A heavy, cloying scent invaded her senses, and she clapped a hand loosely over her mouth and nose to block the disgusting smell. Really? Who used that much perfume? Argh. Blech.
The mumbling from the two women made Paige strain to hear what they were saying. Then they started talking louder, and goddammit, what an earful she got.
“But what the hell with that stick figure he brought out? I’d like to bitch-punt that little nobody and show Mr. Big Stuff a very good time.”
The two tittered while Paige’s teeth ground.
“Do you know who she is? Never seen that one before. I’d remember some itty-bitty tittie cardboard cutout in the mix, and she def isn’t a model. Not with that walk. Jeez,” the woman snickered, “first time in heels?”
Paige silently gasped, outraged. Itty-bitty titties? What a fucking bitch. There was nothing wrong with her boobage. Just because she hadn’t installed made-to-order lady lumps did not mean she was lacking.

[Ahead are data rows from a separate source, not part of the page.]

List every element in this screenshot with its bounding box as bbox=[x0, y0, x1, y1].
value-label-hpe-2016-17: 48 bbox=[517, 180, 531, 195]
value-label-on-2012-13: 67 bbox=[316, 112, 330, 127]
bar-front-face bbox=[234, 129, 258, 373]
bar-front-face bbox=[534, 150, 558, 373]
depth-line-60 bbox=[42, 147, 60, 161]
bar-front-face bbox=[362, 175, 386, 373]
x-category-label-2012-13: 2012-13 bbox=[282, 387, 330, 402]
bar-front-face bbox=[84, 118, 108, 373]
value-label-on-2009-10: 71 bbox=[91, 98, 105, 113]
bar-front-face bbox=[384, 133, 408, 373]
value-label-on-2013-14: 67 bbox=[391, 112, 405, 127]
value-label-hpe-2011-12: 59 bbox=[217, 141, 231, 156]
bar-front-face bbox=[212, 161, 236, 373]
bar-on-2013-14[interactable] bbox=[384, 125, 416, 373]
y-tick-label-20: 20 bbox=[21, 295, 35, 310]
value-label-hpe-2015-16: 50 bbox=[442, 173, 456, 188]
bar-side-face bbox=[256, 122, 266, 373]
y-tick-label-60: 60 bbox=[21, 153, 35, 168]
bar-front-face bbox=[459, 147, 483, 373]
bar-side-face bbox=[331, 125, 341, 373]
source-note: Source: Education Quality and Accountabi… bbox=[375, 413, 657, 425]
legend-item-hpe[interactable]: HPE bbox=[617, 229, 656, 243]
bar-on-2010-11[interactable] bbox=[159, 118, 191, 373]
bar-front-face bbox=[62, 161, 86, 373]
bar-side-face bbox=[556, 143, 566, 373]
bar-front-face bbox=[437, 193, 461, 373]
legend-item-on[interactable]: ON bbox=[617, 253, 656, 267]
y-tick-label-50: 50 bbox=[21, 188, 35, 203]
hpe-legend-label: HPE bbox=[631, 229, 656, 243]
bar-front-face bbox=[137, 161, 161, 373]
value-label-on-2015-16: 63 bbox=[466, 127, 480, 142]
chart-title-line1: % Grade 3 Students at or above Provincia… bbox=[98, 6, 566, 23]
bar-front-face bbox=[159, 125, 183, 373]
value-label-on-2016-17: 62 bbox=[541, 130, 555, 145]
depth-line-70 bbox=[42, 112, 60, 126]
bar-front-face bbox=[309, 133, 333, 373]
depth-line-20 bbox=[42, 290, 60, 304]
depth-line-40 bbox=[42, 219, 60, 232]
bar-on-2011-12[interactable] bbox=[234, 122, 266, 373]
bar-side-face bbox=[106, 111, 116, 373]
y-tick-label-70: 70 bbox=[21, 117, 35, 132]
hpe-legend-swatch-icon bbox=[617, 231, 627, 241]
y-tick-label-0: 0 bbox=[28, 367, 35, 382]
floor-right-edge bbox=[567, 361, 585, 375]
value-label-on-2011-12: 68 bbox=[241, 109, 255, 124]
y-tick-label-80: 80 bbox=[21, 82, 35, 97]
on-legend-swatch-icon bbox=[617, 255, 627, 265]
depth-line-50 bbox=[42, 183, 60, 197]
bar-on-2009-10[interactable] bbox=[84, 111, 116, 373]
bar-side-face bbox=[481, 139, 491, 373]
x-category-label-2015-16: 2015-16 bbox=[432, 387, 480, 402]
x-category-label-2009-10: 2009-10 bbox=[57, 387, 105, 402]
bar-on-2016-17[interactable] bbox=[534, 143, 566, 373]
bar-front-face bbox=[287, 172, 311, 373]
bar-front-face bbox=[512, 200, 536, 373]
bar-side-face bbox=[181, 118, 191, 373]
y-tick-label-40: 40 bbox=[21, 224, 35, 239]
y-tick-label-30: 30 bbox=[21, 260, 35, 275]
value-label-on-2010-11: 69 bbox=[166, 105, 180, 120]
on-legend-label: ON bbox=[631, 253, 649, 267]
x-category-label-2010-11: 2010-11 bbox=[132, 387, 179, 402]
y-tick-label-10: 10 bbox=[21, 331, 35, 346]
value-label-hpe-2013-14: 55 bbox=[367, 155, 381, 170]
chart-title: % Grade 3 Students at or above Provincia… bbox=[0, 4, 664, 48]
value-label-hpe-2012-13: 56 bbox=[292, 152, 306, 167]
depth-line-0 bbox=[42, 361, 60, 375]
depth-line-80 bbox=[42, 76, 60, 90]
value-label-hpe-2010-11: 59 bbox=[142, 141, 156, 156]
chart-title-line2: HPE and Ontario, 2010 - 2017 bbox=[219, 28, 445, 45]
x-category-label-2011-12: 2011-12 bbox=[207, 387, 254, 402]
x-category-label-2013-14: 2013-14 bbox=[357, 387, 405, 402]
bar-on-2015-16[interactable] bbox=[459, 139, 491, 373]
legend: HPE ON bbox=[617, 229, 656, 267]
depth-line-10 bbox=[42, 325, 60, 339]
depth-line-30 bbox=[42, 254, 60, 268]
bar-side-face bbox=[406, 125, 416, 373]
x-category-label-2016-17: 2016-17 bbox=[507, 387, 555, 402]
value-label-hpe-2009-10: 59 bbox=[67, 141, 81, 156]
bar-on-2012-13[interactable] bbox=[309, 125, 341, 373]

Some people, like her—like things natural. Real. That overused twat went too far, she fumed, ready to leap from the water closet and smack whoever was leading the insult barrage.
"Well," the other sniffed to highlight her response, “whoever she is, he’s making a damn fool of himself, right? I mean, the suit’s a nice touch, but this is Malibu, for Christ’s sake. He looks like he’s meeting with a bank’s loan officer—hardly date wear.”
“Maybe she’s his accountant.” Their snorts of mocking amusement showed what they thought of the bean counters who managed the cash flow.
“It’s a shame that grade A prime meat stick has to go slumming for ass. Miss Prissy Pants doesn’t look like she could handle what Gideon Shaw is packing.”
“Oooh, baby girl … Shaw Me the Way.”
As raucous laughter filled the space, Paige cringed in private. Feeling like a quickly deflated balloon, she slumped and fought for composure. Any other time she would have laughed off their catty comments. Wouldn’t she? What was different about tonight? Was it because she was playing the part of Gideon’s date or because she was out with her best friend. A best friend with whom she was unexpectedly involved?
Wounded, she was tempted to give the two strangers a piece of her feminist-swayed mind. The only thing stopping her was Paige’s deep disdain for public scenes. She loathed all the table-flipping, drink-throwing, foul-mouthed antics that dominated every news cycle. Anything for attention was not how she rolled.
Several long minutes later, she was finally on her way back to their table. Walking a straight line with blinders on, she was determined not to let the inquisitive stares and whispered commentary from complete strangers get into her head.
Edward rose the second she stepped into view, his happy smile immediately replaced by a questioning frown. By the time she'd stomped to her seat, his frown was a cross scowl.